But the biggest change is one you won't see on the outside or even necessarily in your recordings. It's a new Wi-Fi chip that SkyBell co-founder Andrew Thomas says dramatically trims the time from when you get a notification on your phone to when you're seeing what's on the other end. Where the first model could take up to a full minute to connect, the new one promises to do that in less than five seconds.
Another issue was installing SkyBell in homes with digital doorbell chimes, which play a sound file instead of physically striking bells. Because the two devices shared the same power line, the addition of SkyBell could cause those types of doorbells to hum. Now the company includes an adapter in the box that's wired into those doorbells and makes sure the doorbell completes its cycle.

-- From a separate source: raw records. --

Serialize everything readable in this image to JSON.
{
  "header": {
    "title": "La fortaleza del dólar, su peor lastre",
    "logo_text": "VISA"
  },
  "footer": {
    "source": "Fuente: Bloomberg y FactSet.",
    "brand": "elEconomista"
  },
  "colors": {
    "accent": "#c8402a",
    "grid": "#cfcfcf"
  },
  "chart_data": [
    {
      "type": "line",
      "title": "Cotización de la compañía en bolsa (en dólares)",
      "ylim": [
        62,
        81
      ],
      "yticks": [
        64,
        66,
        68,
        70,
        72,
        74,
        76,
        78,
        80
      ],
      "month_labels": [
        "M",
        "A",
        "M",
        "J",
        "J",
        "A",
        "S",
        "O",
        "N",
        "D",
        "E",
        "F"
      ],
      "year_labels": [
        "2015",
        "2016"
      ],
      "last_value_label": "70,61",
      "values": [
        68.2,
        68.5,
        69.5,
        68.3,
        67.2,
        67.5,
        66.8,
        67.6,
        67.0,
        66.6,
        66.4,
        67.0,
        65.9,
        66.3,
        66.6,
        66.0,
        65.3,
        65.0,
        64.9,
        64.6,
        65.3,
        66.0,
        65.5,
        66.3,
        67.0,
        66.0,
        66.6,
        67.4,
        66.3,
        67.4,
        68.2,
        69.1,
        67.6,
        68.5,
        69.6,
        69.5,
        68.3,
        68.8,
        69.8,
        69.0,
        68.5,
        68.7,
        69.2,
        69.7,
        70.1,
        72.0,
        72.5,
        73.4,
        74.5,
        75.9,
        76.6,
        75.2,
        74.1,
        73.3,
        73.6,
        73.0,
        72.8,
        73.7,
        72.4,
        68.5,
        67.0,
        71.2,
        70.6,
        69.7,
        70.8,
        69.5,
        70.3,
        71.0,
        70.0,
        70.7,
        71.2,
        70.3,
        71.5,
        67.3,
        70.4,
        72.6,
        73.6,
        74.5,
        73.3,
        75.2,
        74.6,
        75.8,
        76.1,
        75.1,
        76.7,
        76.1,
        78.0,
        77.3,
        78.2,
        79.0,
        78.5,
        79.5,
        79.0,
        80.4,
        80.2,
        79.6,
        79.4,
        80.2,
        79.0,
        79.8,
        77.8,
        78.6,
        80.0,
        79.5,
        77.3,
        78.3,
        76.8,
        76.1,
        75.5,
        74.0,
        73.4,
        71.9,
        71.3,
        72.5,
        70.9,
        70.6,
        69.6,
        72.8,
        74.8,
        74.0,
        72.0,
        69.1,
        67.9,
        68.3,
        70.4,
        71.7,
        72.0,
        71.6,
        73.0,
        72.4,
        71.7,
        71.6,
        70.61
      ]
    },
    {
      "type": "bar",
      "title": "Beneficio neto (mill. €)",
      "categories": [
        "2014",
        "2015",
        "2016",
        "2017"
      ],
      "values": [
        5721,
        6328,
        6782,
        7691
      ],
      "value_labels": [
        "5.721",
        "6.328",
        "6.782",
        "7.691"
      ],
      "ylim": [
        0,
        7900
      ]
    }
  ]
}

"EVERYBODY'S USING THE SAME PROTOCOLS."
The extra memory also paves the way for new features that Thomas says will come in the next few weeks and months. One of those is scheduling when the motion sensor is active, something that will allow people to turn it off when they're at home. Another includes storing any activity it picks up, so you can get a log of motion alerts, doorbell rings, and a record of when people had conversations. After that, the plan is to store footage in the cloud so that you can watch it later. That includes both conversations you've had with visitors and a way for people to record a message for you on your doorstep. That is arguably impractical in an era of text messages, but Thomas says it's better than not seeing who was at your door in the event that you couldn't launch the app in time to see them.
The new model goes on sale today in both the original silver and a new bronze color that blends in better with wood and other dark surfaces. There's no retrofit kit for people who bought the first version, though Thomas says he plans on giving first-generation buyers a discount if they're upgrading, and that the old version will continue to get bug fixes and new software updates.